Maurizio Morri – Science Blog

Most data breaches fade with time. Passwords get rotated. Credit cards get replaced. Even medical facts can become stale. Genomic data is different because it is persistent, inherently identifying, and useful far beyond the context in which it was collected. Once a genome is out, it is out forever, and it can be linked back to a person in ways that keep improving as more reference data becomes public.

That persistence creates a mismatch between how teams think about privacy and how genomic privacy actually works. Many organizations treat privacy as a compliance perimeter. They focus on access controls, encryption, and policies. Those are necessary, but they are not sufficient because the risk is not only unauthorized access. The risk is also unintended inference, reidentification, and downstream use that was never anticipated when the data was shared or the consent was signed.

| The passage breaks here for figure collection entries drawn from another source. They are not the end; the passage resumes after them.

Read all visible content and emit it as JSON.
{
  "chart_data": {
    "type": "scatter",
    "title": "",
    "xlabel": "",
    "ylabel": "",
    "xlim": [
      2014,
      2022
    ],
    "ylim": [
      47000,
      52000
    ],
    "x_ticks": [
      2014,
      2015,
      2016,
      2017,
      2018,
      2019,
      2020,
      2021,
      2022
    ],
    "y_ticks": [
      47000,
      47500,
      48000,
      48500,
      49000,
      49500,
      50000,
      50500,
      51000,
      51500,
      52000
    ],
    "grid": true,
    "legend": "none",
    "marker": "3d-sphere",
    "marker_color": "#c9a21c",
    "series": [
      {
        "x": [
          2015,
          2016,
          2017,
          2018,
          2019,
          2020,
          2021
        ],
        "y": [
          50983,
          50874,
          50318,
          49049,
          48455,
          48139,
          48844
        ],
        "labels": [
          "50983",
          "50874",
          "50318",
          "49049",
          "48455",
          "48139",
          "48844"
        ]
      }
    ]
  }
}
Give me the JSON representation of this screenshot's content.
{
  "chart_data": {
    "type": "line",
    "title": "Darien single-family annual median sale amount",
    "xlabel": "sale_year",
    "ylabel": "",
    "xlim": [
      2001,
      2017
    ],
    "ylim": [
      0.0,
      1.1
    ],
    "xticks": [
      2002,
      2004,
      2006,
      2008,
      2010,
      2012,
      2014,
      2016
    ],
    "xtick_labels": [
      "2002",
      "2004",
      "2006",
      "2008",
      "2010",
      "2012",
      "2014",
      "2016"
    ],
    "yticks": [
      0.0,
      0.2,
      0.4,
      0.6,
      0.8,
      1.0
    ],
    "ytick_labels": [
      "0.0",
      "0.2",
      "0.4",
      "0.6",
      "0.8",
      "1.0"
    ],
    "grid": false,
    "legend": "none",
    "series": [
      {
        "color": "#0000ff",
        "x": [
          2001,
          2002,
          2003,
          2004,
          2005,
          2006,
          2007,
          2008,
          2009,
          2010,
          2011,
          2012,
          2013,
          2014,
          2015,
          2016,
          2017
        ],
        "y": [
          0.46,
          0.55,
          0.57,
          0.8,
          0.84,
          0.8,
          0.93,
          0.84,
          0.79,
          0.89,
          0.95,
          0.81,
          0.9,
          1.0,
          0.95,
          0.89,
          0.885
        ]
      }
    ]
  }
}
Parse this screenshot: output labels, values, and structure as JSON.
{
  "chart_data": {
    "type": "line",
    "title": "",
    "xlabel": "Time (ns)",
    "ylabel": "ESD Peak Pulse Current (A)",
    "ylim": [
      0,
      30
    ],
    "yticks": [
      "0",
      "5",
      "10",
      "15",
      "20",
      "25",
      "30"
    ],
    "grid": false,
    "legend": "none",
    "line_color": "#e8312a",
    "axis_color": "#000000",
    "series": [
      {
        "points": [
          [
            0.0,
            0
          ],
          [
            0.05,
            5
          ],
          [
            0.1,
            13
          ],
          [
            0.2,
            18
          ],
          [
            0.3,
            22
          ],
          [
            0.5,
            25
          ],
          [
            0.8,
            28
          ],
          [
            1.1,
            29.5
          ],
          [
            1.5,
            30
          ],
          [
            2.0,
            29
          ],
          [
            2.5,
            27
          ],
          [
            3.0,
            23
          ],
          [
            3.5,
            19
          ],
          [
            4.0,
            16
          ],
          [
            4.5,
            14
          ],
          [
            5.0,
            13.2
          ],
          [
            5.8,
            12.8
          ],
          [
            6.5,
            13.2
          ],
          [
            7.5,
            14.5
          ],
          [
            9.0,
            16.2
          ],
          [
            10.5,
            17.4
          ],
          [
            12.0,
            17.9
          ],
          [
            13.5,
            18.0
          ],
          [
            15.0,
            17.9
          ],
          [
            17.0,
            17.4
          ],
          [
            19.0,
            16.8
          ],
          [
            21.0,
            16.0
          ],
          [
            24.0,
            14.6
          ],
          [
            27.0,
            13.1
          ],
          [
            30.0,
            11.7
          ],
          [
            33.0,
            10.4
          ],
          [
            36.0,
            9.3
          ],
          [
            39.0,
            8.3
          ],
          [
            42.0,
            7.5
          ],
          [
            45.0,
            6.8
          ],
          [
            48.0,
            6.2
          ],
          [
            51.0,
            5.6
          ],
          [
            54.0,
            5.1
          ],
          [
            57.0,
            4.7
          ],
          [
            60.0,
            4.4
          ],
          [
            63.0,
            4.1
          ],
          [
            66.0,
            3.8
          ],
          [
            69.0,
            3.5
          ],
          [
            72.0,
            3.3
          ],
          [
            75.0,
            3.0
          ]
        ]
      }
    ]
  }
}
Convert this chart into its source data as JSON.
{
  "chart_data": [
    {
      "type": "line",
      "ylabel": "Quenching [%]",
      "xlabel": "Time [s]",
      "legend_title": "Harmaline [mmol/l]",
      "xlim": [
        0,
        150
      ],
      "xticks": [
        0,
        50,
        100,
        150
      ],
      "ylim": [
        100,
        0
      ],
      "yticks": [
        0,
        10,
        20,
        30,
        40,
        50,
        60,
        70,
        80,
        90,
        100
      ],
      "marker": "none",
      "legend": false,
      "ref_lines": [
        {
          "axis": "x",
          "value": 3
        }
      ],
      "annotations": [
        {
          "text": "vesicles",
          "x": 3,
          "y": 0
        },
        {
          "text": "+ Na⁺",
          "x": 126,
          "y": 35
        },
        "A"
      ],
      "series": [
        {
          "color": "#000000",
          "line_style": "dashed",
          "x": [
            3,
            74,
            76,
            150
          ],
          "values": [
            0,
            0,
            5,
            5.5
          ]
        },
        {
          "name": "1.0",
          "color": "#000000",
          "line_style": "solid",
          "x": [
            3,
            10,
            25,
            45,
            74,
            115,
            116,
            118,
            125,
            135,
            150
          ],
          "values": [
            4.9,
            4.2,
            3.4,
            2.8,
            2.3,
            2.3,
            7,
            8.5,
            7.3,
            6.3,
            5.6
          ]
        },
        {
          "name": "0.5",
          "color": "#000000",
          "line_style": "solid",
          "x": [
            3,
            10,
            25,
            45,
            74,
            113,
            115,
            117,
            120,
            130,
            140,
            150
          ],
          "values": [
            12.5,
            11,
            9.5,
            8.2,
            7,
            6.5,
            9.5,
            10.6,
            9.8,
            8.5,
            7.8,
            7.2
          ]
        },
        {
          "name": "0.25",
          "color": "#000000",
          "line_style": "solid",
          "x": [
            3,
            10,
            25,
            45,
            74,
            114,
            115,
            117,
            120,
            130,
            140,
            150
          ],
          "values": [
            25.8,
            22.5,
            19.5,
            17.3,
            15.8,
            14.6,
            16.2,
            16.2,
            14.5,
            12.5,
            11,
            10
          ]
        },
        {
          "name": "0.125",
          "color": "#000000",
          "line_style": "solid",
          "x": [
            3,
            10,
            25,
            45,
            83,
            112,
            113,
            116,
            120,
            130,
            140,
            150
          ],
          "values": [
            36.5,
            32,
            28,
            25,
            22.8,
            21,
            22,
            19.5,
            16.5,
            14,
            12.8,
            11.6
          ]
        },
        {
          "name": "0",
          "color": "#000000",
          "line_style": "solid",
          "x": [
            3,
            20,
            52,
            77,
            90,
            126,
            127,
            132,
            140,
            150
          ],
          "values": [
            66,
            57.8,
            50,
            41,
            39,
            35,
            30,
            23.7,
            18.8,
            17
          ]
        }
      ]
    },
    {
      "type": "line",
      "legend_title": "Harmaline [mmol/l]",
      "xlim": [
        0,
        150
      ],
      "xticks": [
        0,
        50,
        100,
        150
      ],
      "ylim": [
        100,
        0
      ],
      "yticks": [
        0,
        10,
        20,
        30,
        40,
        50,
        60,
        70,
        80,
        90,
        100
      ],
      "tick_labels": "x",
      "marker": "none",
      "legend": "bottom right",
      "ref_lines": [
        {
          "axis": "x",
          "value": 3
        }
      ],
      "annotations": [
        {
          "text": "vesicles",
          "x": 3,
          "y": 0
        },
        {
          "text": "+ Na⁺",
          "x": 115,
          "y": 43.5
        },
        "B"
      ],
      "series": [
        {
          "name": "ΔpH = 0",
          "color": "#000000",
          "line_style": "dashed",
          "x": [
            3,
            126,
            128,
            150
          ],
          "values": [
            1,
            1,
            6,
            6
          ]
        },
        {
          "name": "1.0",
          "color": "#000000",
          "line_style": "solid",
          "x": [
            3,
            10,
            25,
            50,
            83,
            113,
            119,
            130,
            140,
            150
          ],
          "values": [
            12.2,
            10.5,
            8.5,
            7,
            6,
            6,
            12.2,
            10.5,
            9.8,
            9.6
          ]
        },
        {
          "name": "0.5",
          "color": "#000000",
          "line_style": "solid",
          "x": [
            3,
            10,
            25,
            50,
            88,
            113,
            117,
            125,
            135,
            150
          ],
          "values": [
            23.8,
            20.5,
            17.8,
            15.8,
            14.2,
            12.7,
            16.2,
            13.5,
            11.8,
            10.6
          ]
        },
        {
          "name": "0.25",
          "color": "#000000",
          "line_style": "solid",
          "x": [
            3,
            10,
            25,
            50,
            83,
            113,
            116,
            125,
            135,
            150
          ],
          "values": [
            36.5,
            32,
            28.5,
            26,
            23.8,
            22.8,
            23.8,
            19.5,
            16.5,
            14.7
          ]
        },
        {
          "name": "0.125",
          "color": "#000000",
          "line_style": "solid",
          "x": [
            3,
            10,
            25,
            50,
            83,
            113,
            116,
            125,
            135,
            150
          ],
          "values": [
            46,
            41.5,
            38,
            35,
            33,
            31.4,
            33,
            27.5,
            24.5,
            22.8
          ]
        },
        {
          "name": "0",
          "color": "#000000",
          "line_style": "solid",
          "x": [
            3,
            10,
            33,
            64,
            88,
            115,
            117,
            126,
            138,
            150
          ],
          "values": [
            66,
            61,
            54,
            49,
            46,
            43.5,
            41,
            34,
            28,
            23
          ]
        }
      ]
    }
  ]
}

NIST has been pushing the conversation toward risk based practice rather than checkbox security. The NIST Privacy Framework is meant to help organizations identify and manage privacy risk as part of enterprise risk management, not as an afterthought bolted onto engineering. https://www.nist.gov/privacy-framework 

For genomics specifically, NIST has also published work that frames genomic cybersecurity and privacy as a combined problem, because in real systems the privacy failures often happen through security failures, and the security failures matter because of the privacy outcomes. A relevant example is NIST’s Genomic Data Cybersecurity and Privacy community profile work, which explicitly positions genomic data as requiring a structured approach to both privacy and cybersecurity capabilities. https://csrc.nist.rip/pubs/ir/8467/2pd 

The research ecosystem has learned this the hard way, which is why controlled access has become the norm for many human datasets. NIH’s Genomic Data Sharing policy lays out expectations for responsible sharing, and the dbGaP access process makes it clear that access is not just a technical permission, it is a governance decision with terms, renewals, and institutional accountability. https://grants.nih.gov/policy-and-compliance/policy-topics/sharing-policies/gds/overview https://grants.nih.gov/policy-and-compliance/policy-topics/sharing-policies/accessing-data/dbgap 

This governance direction is also why machine readable identity and authorization are becoming central in federated genomics. GA4GH Passports formalize the idea that a researcher presents verifiable permissions, called visas, that communicate what they are authorized to access across systems without manual reapproval at every boundary. It is not just an implementation detail. It is an architectural choice that assumes access decisions must be portable, auditable, and harder to spoof. https://www.ga4gh.org/product/ga4gh-passports/ 

People often assume that legal protections solve the discrimination problem, but the reality is narrower. In the United States, GINA makes it illegal for employers to discriminate based on genetic information and restricts how genetic information can be used in employment decisions. That matters, but it does not erase the risk landscape, and it does not automatically cover every scenario a person worries about. The EEOC summary captures the core employment protections under Title II. https://www.eeoc.gov/genetic-information-discrimination 

So what should a genomics team do differently, in practical terms, if they take persistence seriously.

First, design for least data, not just least privilege. The simplest way to reduce genomic privacy risk is to avoid moving raw or near raw data when you do not need it. If a workflow can be done on derived representations, summary statistics, or privacy preserving features, that is a real risk reduction because it narrows what an attacker can steal and what a partner can misuse.

Second, treat consent and data use limits as technical requirements, not just documents. NIH’s approach to controlled access is a reminder that “allowed use” is part of the system specification, and it has to be enforceable through identity, logging, and process, not simply written down. https://grants.nih.gov/policy-and-compliance/policy-topics/sharing-policies/accessing-data/using-genomic-data 

Third, assume linkage will get easier. A dataset that looks deidentified today can become linkable tomorrow because reference panels grow, genealogy databases expand, and methods improve. Your threat model should assume that your future adversary will have better tools than your present self.

Genomic data is powerful because it compresses a lifetime of biology into a format that machines can search, aggregate, and predict from. That same power is what makes it uniquely dangerous to handle casually. The organizations that earn trust in genomics will not be the ones that say they care about privacy. They will be the ones that build systems where privacy risk is engineered down as a default property of how data is collected, accessed, analyzed, and shared.